L’Atalanta è tra le favorite per vincere la Conference League, ma l’Hapoel Tel Aviv arriva a Bergamo senza sentirsi battuto. È il messaggio della conferenza stampa della vigilia, con il tecnico Elyaniv Barda e Omri Altman a presentare l’andata dei playoff.
Barda parte dal valore dell’avversaria e dalle parole pronunciate poche ore prima da Maurizio Sarri, che aveva definito l’Hapoel una squadra più forte di quanto possa apparire a una prima valutazione.
«Per me è un grande onore sentire queste parole.

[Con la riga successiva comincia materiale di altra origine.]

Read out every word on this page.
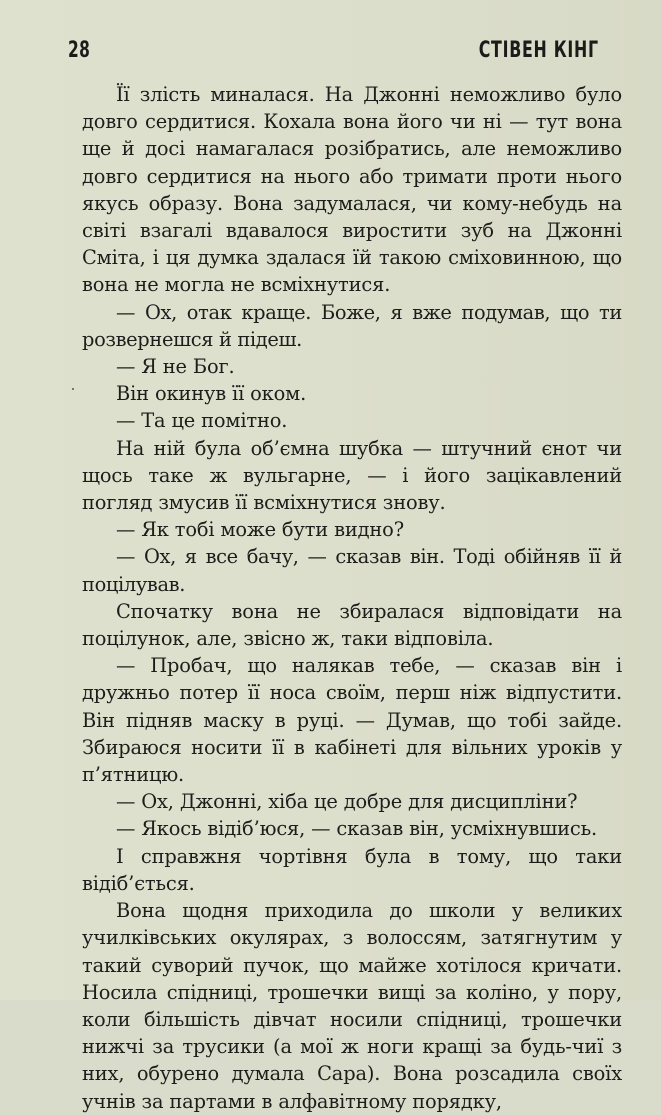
28	СТІВЕН КІНГ

Її злість миналася. На Джонні неможливо було довго сердитися. Кохала вона його чи ні — тут вона ще й досі намагалася розібратись, але неможливо довго сердитися на нього або тримати проти нього якусь образу. Вона задумалася, чи кому-небудь на світі взагалі вдавалося виростити зуб на Джонні Сміта, і ця думка здалася їй такою сміховинною, що вона не могла не всміхнутися.

— Ох, отак краще. Боже, я вже подумав, що ти розвернешся й підеш.

— Я не Бог.

Він окинув її оком.

— Та це помітно.

На ній була об’ємна шубка — штучний єнот чи щось таке ж вульгарне, — і його зацікавлений погляд змусив її всміхнутися знову.

— Як тобі може бути видно?

— Ох, я все бачу, — сказав він. Тоді обійняв її й поцілував.

Спочатку вона не збиралася відповідати на поцілунок, але, звісно ж, таки відповіла.

— Пробач, що налякав тебе, — сказав він і дружньо потер її носа своїм, перш ніж відпустити. Він підняв маску в руці. — Думав, що тобі зайде. Збираюся носити її в кабінеті для вільних уроків у п’ятницю.

— Ох, Джонні, хіба це добре для дисципліни?

— Якось відіб’юся, — сказав він, усміхнувшись.

І справжня чортівня була в тому, що таки відіб’ється.

Вона щодня приходила до школи у великих училківських окулярах, з волоссям, затягнутим у такий суворий пучок, що майже хотілося кричати. Носила спідниці, трошечки вищі за коліно, у пору, коли більшість дівчат носили спідниці, трошечки нижчі за трусики (а мої ж ноги кращі за будь-чиї з них, обурено думала Сара). Вона розсадила своїх учнів за партами в алфавітному порядку,
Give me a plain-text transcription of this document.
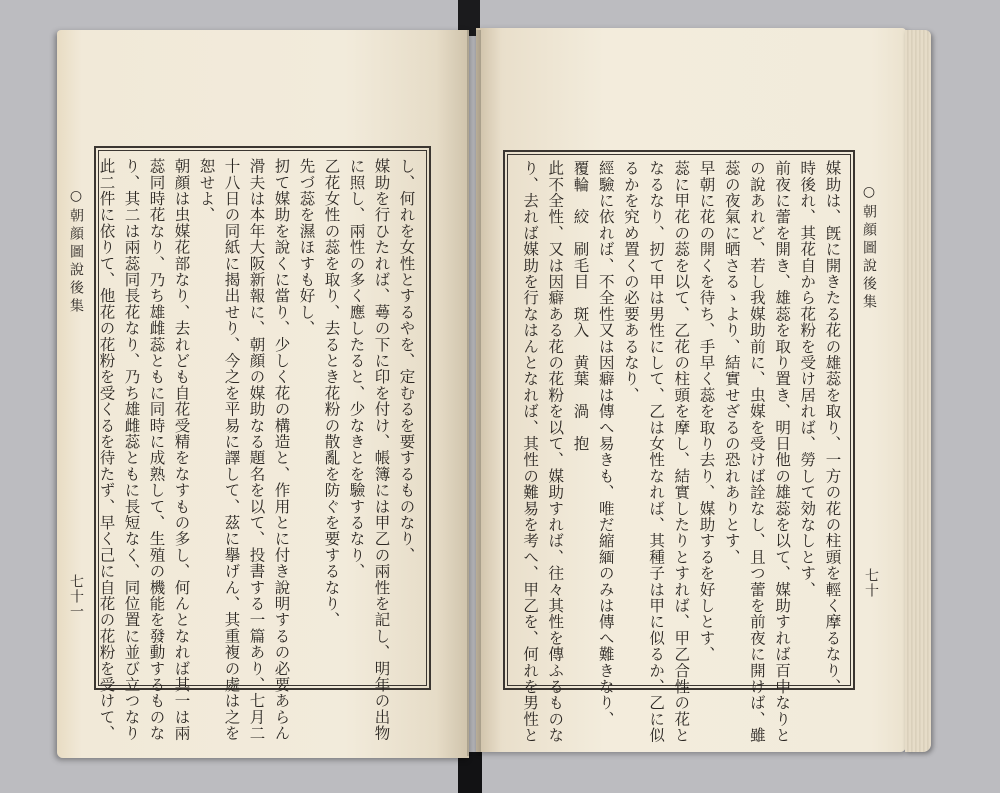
○朝顔圖說後集
七十
媒助は、旣に開きたる花の雄蕊を取り、一方の花の柱頭を輕く摩るなり、
時後れ、其花自から花粉を受け居れば、勞して効なしとす、
前夜に蕾を開き、雄蕊を取り置き、明日他の雄蕊を以て、媒助すれば百中なりと
の說あれど、若し我媒助前に、虫媒を受けば詮なし、且つ蕾を前夜に開けば、雖
蕊の夜氣に晒さるゝより、結實せざるの恐れありとす、
早朝に花の開くを待ち、手早く蕊を取り去り、媒助するを好しとす、
蕊に甲花の蕊を以て、乙花の柱頭を摩し、結實したりとすれば、甲乙合性の花と
なるなり、扨て甲は男性にして、乙は女性なれば、其種子は甲に似るか、乙に似
るかを究め置くの必要あるなり、
經驗に依れば、不全性又は因癖は傳へ易きも、唯だ縮緬のみは傳へ難きなり、
覆輪　絞　刷毛目　斑入　黄葉　渦　抱
此不全性、又は因癖ある花の花粉を以て、媒助すれば、往々其性を傳ふるものな
り、去れば媒助を行なはんとなれば、其性の難易を考へ、甲乙を、何れを男性と
○朝顔圖說後集
七十一
し、何れを女性とするやを、定むるを要するものなり、
媒助を行ひたれば、蕚の下に印を付け、帳簿には甲乙の兩性を記し、明年の出物
に照し、兩性の多く應したると、少なきとを驗するなり、
乙花女性の蕊を取り、去るとき花粉の散亂を防ぐを要するなり、
先づ蕊を濕ほすも好し、
扨て媒助を說くに當り、少しく花の構造と、作用とに付き說明するの必要あらん
滑夫は本年大阪新報に、朝顔の媒助なる題名を以て、投書する一篇あり、七月二
十八日の同紙に揭出せり、今之を平易に譯して、茲に擧げん、其重複の處は之を
恕せよ、
朝顔は虫媒花部なり、去れども自花受精をなすもの多し、何んとなれば其一は兩
蕊同時花なり、乃ち雄雌蕊ともに同時に成熟して、生殖の機能を發動するものな
り、其二は兩蕊同長花なり、乃ち雄雌蕊ともに長短なく、同位置に並び立つなり
此二件に依りて、他花の花粉を受くるを待たず、早く己に自花の花粉を受けて、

Considero Sarri uno dei migliori allenatori al mondo». Il tecnico israeliano non nasconde però la differenza di valori: «Sappiamo quali sono le distanze e le differenze di livello. Nonostante questo non veniamo qui sentendoci inferiori e cercheremo di fare tutto quello che possiamo».
L’Hapoel ha già disputato diverse partite ufficiali, mentre per l’Atalanta quella di domani sarà la prima della stagione. Barda non pensa però che sia necessariamente il momento ideale per affrontare i nerazzurri.
«Non esiste un momento buono per incontrare una squadra di Serie A come l’Atalanta, con un allenatore come Sarri e giocatori di questo livello. Siamo arrivati a due partite dalla qualificazione e siamo qui perché vogliamo e crediamo di poter fare un altro passo».
L’immagine utilizzata dal tecnico rende bene l’idea delle difficoltà: «Sappiamo di avere davanti una montagna molto alta da scalare, ma arriviamo con grande fiducia. Nel calcio sono già successe cose che sembravano impossibili».
Barda non vuole invece rivelare quali saranno le armi dell’Hapoel: «Non credo sia giusto elencare qui tutti i nostri punti di forza. Cercheremo di tenerceli per noi e di mostrarli sul campo». Sull’Atalanta il giudizio è netto: «È forte praticamente in ogni reparto. Dovremo essere molto, molto preparati».
Durante la conferenza torna anche il ricordo della grande avventura europea dell’Hapoel nella Coppa UEFA 2001/02. Gli israeliani eliminarono Chelsea e Parma prima di affrontare il Milan nei quarti di finale. Vinsero 1-0 l’andata, disputata a Nicosia, e furono poi eliminati con il 2-0 di San Siro.
«Il fatto che ancora oggi si parli di quella partita è un onore per noi. L’Hapoel è una squadra che vuole sempre arrivare alle fasi importanti delle competizioni europee».
Poi la parola passa a Omri Altman. Alla domanda sul fatto che l’Atalanta venga considerata tra le favorite per vincere la Conference League, il giocatore israeliano non si nasconde: «Noi come squadra non ragioniamo in questi termini. Ci aspettiamo una partita molto difficile contro probabilmente l’avversario più forte che potessimo incontrare, ma crediamo nei nostri principi».
E chiarisce quale sarà l’atteggiamento dell’Hapoel: «Non pensiamo soltanto di poter ottenere un buon risultato. Entriamo in ogni partita per vincere, questo è il nostro obiettivo. Non siamo qui per divertirci, siamo qui per fare il nostro lavoro e cercare di andare al turno successivo».
Inevitabile anche il riferimento alle proteste annunciate a Bergamo contro la presenza della squadra israeliana. Barda cerca di isolare la squadra da tutto ciò che circonda la partita: «Il calcio dovrebbe unire e mettere in contatto le persone. È questo ciò su cui vogliamo concentrarci».
Più netto Altman, che spiega di non essere interessato alle contestazioni e di non ritenere la conferenza la sede per affrontare il tema: «Siamo qui per parlare di calcio».